In honor of the occasion I had the strangest dream. I dreamed a giant white bird lie dying in front of me, giant as in bigger than a sea turtle, bigger than the base of a huge snowman (or woman), all feathers and white but when I looked more closely it was my dying mother (of course) and she was struggling and uncomfortable as she had been during the last week of her life. She mouthed something to me I couldn't understand at first but then saw to be "I'm thirsty" or "I want water" so I offered her a drink but she could no longer swallow and so the water dribbled down her mouth and onto her chest making her even more upset. I felt terrible. Look what I'd done.

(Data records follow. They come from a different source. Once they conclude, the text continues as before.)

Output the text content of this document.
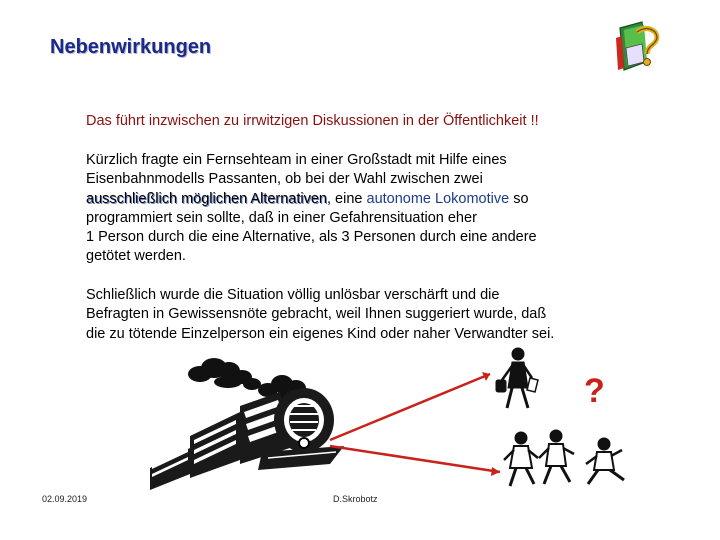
Nebenwirkungen
Das führt inzwischen zu irrwitzigen Diskussionen in der Öffentlichkeit !!
Kürzlich fragte ein Fernsehteam in einer Großstadt mit Hilfe eines
Eisenbahnmodells Passanten, ob bei der Wahl zwischen zwei
ausschließlich möglichen Alternativen, eine autonome Lokomotive so
programmiert sein sollte, daß in einer Gefahrensituation eher
1 Person durch die eine Alternative, als 3 Personen durch eine andere
getötet werden.
Schließlich wurde die Situation völlig unlösbar verschärft und die
Befragten in Gewissensnöte gebracht, weil Ihnen suggeriert wurde, daß
die zu tötende Einzelperson ein eigenes Kind oder naher Verwandter sei.
?
02.09.2019	D.Skrobotz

This scene is in no way foreign. I'd say it happened with both my mother and grandmother in the weeks prior to their death at least once a day - and worse things, harder things, bizarre things. Like when my mother suddenly opened her eyes and said to me "Bye" in what sounded like the rudest of ways.

"It probably took her the whole day to be able to do that," Lucy said by way of comfort when I told her that 5 years later I still wonder if my mother was being sarcastic. "Byeee."

Or when I raced to her side thinking she was bleeding from her mouth, only to find it was strawberry Jell-o.

Oh I've got a million of them. The ambulance ride from NJ to MA with my newly stroked grandmother.

It's my daughter's birthday and I'm all awash in visions of death and dying. But life is all birth and death, birth and death. Sometimes it just hits you hard over the head like the racquetball I inadvertently nailed my lover with on her chin, that we are young and then old over and over again. And when you're middle-aged like myself you get a good view of both sides of life.

And a dog friend of ours just died.

And wouldn't it be nice to have my mother and grandmother (she'd be 102) here to help prepare Betsy's party?

But the sun she is rising outside my window and there is much life to be lived. Not to mention deciding between Barack and Hillary to be done. All in a day's work.